Everyone should know the original film by now: a group of high school friends named Bishop (Shakur), Q (Epps), Raheem (Khalil Khan) and Steel (Jermaine ‘Huggy’ Hopkins) all rob a convenience store together, and Bishop uses the gun from that robbery to shoot and kill Raheem while the four of them are hiding out. Bishop then becomes sociopathic and power-hungry, terrorizing Q and Steel for the rest of the film. In the final scene, Q and Bishop square off in a fight on a rooftop; as Bishop is about to fall off the roof, Q tries to help him back up, but Bishop eventually falls to his death.
In the original film, Bishop tries to fight himself back up to the roof with Q’s help. But in the alternate version, freshly-released from Rolling Stone, Bishop hears the police sirens and kill himself by letting go of Q’s hand on his own.
“Part of who Bishop is, is based on what he knows, or what he heard happened to his father in prison. His father is traumatized,” explained Director Ernest Dickerson. “As scripted…[Bishop] hears the cops coming and he looks in Q’s eyes and he says, ‘I’m not going to jail.’ Then he lets go. He would rather die than go to jail.
“It was just an attitude that shows that Bishop wasn’t a punk, and that he was a force that really had to be reckoned with and dealt with,” Dickerson continued.
That ending did poorly with test audiences at the time of the film’s release. After Bishop’s performance as such a terrifying antagonist in the film, viewers hated the idea of him deciding his own fate. Last year, in a screening and Q&A session with some of the actors and staff, Dickerson said that those audiences originally wanted Q to shoot Bishop at the end of the film. The film’s producers didn’t go that far, but they told Dickerson and co-writer Gerard Brown that they take back advertising support for the film unless they changed the ending.

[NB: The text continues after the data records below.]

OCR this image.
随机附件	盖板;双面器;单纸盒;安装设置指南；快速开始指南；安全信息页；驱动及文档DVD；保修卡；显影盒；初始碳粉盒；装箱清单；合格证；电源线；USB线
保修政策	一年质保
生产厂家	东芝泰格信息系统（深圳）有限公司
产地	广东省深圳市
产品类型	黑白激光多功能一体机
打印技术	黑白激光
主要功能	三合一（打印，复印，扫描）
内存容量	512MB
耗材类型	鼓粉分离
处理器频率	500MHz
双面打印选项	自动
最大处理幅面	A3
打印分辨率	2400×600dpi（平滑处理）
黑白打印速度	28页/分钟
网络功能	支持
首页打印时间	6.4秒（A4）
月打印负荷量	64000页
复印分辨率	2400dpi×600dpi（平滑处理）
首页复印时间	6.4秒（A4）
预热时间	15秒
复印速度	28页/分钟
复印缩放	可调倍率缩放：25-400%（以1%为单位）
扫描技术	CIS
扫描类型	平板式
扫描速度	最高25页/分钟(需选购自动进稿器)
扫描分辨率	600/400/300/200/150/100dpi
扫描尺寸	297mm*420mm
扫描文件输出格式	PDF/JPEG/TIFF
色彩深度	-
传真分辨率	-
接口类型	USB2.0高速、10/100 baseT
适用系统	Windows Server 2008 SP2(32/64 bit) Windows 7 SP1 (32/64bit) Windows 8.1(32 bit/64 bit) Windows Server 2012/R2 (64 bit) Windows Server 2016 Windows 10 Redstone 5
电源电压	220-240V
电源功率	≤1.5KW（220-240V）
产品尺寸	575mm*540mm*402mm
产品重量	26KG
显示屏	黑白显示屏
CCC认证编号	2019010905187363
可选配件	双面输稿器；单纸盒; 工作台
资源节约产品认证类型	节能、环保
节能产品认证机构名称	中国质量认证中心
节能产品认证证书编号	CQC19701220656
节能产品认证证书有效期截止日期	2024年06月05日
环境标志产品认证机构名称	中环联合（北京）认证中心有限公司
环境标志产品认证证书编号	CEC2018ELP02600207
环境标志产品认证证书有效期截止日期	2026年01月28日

While Dickerson and Brown’s work is undeniable, this writer prefers the ending as shown in theaters. It helps to drive home the point of Q being himself and putting his friends first, and gives Bishop a chance to redeem himself while still having to pay the price for all of his transgressions in the film. It shows that despite the monster he became once he finally had the power that came with a gun, that he was really a scared kid who was destroyed by his environment.
The 25th anniversary Blu-Ray and DVD of Juice was released this past Tuesday.